I am planning to store like 5 TB data in a table. Following is the default script I have generated to create the table :

CREATE TABLE measurements
(
 measurementtime              DATE NOT NULL,
 height number,
 offset number
)
PCTFREE    10
PCTUSED
INITRANS   1
MAXTRANS   255
TABLESPACE mytablespace
STORAGE   (
  INITIAL     262144
  NEXT
  PCTINCREASE
  MINEXTENTS  1
  MAXEXTENTS  2147483645
  FREELIST GROUPS  0
  FREELISTS  0
 )

Can you please tell if I need to modify any of the parameters?

War es hilfreich?

Lösung

It's difficult to give good advice without knowing the entire system. The ideas below are guesses based on your script and on your previous question How do I design a table which will store very large data? But don't believe everything you read. You'll need to do a lot of testing. You can easily spend many days trying to optimize a table like this.

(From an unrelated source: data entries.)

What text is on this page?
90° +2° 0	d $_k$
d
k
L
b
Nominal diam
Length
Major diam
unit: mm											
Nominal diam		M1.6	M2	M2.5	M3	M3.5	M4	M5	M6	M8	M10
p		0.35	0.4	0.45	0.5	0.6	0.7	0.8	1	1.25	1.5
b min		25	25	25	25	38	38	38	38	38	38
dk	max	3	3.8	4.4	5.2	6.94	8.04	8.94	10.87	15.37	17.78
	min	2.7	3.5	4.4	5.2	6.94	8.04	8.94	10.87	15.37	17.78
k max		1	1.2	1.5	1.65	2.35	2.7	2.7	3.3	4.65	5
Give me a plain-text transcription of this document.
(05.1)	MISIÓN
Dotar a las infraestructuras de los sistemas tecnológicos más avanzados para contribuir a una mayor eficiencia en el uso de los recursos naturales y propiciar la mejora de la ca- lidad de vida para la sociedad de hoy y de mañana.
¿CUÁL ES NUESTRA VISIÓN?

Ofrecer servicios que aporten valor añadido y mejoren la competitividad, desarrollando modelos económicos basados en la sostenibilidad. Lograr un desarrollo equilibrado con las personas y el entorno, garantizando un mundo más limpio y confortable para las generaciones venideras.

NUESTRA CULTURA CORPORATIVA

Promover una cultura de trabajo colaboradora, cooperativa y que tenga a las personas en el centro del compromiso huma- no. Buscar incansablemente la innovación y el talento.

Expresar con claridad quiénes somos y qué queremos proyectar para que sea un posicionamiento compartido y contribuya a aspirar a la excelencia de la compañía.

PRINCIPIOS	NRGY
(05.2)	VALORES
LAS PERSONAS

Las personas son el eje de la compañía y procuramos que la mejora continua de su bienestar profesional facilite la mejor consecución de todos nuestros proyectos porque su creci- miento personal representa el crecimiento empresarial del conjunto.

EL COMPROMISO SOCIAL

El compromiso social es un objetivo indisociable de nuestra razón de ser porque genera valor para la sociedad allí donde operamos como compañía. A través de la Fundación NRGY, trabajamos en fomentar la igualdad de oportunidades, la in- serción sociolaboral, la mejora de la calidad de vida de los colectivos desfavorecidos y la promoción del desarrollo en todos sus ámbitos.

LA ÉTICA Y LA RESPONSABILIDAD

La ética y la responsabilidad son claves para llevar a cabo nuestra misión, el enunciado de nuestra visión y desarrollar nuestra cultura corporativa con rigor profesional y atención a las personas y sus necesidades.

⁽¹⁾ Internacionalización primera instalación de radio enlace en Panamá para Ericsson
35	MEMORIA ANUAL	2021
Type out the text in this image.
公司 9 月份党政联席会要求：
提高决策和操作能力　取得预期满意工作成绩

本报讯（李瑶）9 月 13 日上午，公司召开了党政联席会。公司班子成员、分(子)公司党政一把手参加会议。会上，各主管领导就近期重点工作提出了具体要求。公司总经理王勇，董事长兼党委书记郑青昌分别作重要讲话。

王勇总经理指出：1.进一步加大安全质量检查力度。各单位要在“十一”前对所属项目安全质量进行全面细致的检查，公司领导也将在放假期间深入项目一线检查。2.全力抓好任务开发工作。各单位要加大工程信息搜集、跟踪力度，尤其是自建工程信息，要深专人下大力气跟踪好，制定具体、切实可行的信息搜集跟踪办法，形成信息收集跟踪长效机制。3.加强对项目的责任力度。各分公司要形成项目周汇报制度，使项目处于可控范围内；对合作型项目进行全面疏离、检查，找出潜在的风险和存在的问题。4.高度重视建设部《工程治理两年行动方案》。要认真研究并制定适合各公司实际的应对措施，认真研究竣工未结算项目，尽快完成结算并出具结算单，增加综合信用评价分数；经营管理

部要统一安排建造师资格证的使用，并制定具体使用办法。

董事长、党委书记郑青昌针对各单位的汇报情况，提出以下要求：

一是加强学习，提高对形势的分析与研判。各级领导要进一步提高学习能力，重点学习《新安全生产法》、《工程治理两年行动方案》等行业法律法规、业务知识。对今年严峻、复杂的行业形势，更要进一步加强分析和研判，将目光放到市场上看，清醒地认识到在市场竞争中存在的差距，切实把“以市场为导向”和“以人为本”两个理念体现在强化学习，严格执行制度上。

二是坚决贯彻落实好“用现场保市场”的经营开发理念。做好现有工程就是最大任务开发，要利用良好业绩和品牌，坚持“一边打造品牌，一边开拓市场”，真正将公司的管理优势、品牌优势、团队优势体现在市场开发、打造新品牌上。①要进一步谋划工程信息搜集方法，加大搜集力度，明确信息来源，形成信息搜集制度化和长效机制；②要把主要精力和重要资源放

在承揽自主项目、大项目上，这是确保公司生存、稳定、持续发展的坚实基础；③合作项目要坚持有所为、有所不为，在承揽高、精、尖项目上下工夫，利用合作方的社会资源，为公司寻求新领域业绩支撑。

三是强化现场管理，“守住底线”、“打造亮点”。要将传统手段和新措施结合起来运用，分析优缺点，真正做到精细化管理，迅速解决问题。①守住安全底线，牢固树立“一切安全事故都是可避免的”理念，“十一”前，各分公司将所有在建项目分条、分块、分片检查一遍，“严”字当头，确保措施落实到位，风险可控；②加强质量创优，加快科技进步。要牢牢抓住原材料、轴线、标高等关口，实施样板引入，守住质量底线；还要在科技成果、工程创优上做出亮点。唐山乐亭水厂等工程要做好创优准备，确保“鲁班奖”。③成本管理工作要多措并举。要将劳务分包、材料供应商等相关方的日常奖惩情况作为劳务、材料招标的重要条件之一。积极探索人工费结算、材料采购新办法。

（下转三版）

  1. PCTFREE 0: If you have 5 TB and no indexes I assume you won't be doing any updates. If that's true, you can change PCTFREE to 0 and save 10% of your space.

  2. NOLOGGING: If you don't need your data to be recoverable, and if your database is in archivelog mode, then you may want to add NOLOGGING. NOLOGGING with APPEND inserts will not generate redo. (This may be unnecessary if your tablespace is already set to NOLOGGING.)

  3. PARALLEL: You'll definitely want to use parallelism with this table. Since this table is likely unusual for your system, it's probably better to define parallelism at the statment or session level. But if you won't have control over all of the statements run against this table you may want to consider definining the degree here to make sure that statements don't run in serial.

  4. Remove unknown options: I think you should remove all of the options that you didn't specifically set, or don't understand. If you used a tool like TOAD or DBMS_METADATA to generate the script they will always list every option, but usually you should leave most of that stuff out and let Oracle use whatever it likes.

  5. Compression/Partitioning: Like Gary mentioned, partitioning may be very useful. But in your previous question you mentioned storing up to 200TB and only 5 TB per day. Are you using a poor man's partitioning; re-naming and recreating the table every day? If this is just a day's worth of data then compression should be very helpful with measurementtime.

  6. Block size: I'm not sure what the settings of "mytablespace" are, but since you didn't mention anything about it I'm guessing you're using the standard block size. It might be worth using a large block size for this table so you can get even better compression (since compression is done per block, the more data in a block the more Oracle can compress). I'm relucant to suggest this, because 99% of the time when people change the block size it doesn't do what they think it should. But with such a large amount of data it might be worth considering.